Limit alternative food sources
If rats aren’t hungry they won’t risk entering the box and trap. Make your trap the most appealing thing around by minimising other free food:
- Shut rubbish bins lids securely.
- Remove fruit, nuts, avocadoes etc from trees as soon as they are ripe enough to harvest
- Stop composting for 2 or 3 nights (e.g. keep your compost in a sealed bucket in the kitchen temporarily) so rats get hungry and take more risks.
- Avoid leaving cat or dog food outside.
- Avoid feeding bread etc to birds (use sugar water instead).
Boost your trap appeal
- Make a lure trail leading to your trap. You could use blobs of peanut butter, or whatever you have baited your trap with. You could also use small pieces of any fruit, nuts, avocados you’ve taken indoors. Rats will be looking for them and if you make it easy for them by removing skin or shells they’ll really lock onto the trail you’ve created.
- Place the lure trail and the trap along a known rat run (usually along a wall or fenceline).

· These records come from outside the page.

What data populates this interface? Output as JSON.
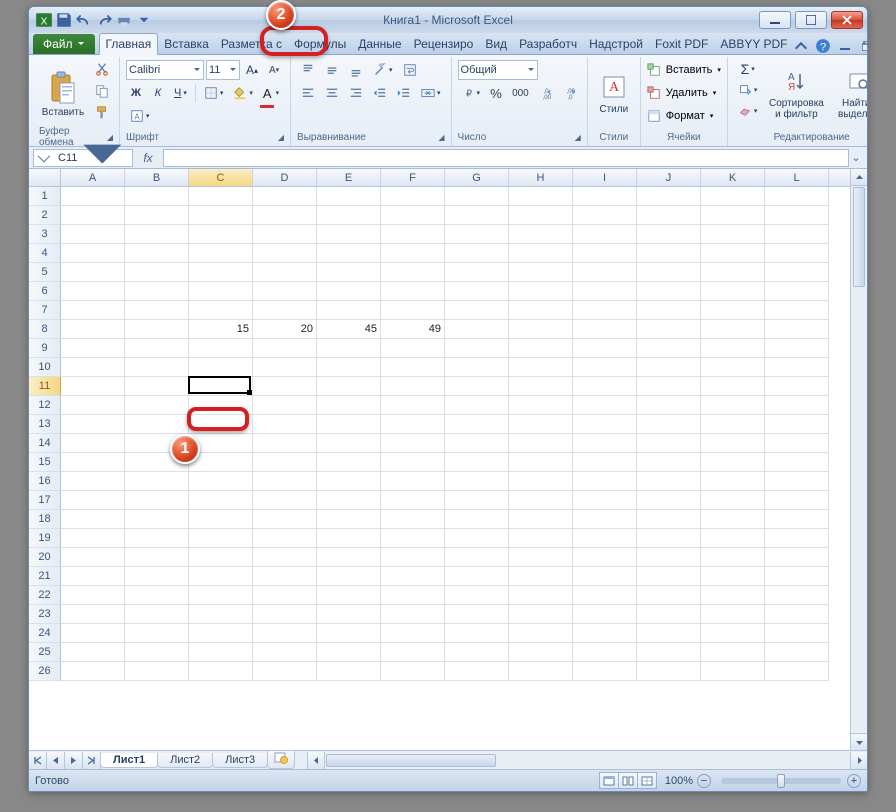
{
  "title": "Книга1  -  Microsoft Excel",
  "qat": {
    "save": "save",
    "undo": "undo",
    "redo": "redo",
    "print": "print",
    "customize": "customize"
  },
  "tabs": {
    "file": "Файл",
    "items": [
      "Главная",
      "Вставка",
      "Разметка с",
      "Формулы",
      "Данные",
      "Рецензиро",
      "Вид",
      "Разработч",
      "Надстрой",
      "Foxit PDF",
      "ABBYY PDF"
    ],
    "active_index": 0,
    "highlighted_index": 3
  },
  "ribbon": {
    "clipboard": {
      "paste": "Вставить",
      "label": "Буфер обмена"
    },
    "font": {
      "name": "Calibri",
      "size": "11",
      "bold": "Ж",
      "italic": "К",
      "underline": "Ч",
      "label": "Шрифт"
    },
    "alignment": {
      "label": "Выравнивание"
    },
    "number": {
      "format": "Общий",
      "label": "Число"
    },
    "styles": {
      "styles": "Стили",
      "label": "Стили"
    },
    "cells": {
      "insert": "Вставить",
      "delete": "Удалить",
      "format": "Формат",
      "label": "Ячейки"
    },
    "editing": {
      "sort": "Сортировка и фильтр",
      "find": "Найти и выделить",
      "label": "Редактирование"
    }
  },
  "namebox": "C11",
  "fx": "fx",
  "columns": [
    "A",
    "B",
    "C",
    "D",
    "E",
    "F",
    "G",
    "H",
    "I",
    "J",
    "K",
    "L"
  ],
  "rows": [
    "1",
    "2",
    "3",
    "4",
    "5",
    "6",
    "7",
    "8",
    "9",
    "10",
    "11",
    "12",
    "13",
    "14",
    "15",
    "16",
    "17",
    "18",
    "19",
    "20",
    "21",
    "22",
    "23",
    "24",
    "25",
    "26"
  ],
  "data": {
    "C8": "15",
    "D8": "20",
    "E8": "45",
    "F8": "49"
  },
  "active_cell": "C11",
  "sheets": {
    "list": [
      "Лист1",
      "Лист2",
      "Лист3"
    ],
    "active_index": 0
  },
  "status": {
    "ready": "Готово",
    "zoom": "100%"
  },
  "markers": {
    "m1": "1",
    "m2": "2"
  }
}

While rats are intelligent, they aren’t put off by the sight or smell of a deceased compadre. In fact, because they are social animals, they may actually be attracted to a trap that has recently had a dead beast in it…so while a well used trap can admittedly become a bit gross to us humans, it’s more likely to be enticing for the predators you are targeting.
Know your rats
Norway rats tend to live at ground level. The smaller ship rats are good climbers and can sometimes spend their whole lives off the ground in trees, ceilings etc. If you think this might be the type you have, then put the box containing your trap in an elevated location e.g. the top of a flat wall. Make sure it is totally stable though.
Think like a predator hunter
In summary, if you approach the exercise by thinking like an active predator hunter (rather than a trap checker) you are likely to have vastly improved results. You can outsmart them!
Enlist your neighbours
One household trapping rats is good, but a whole network is much more effective. Why not ask your neighbours to start trapping and following the same practices so you’re working with each other not against each other?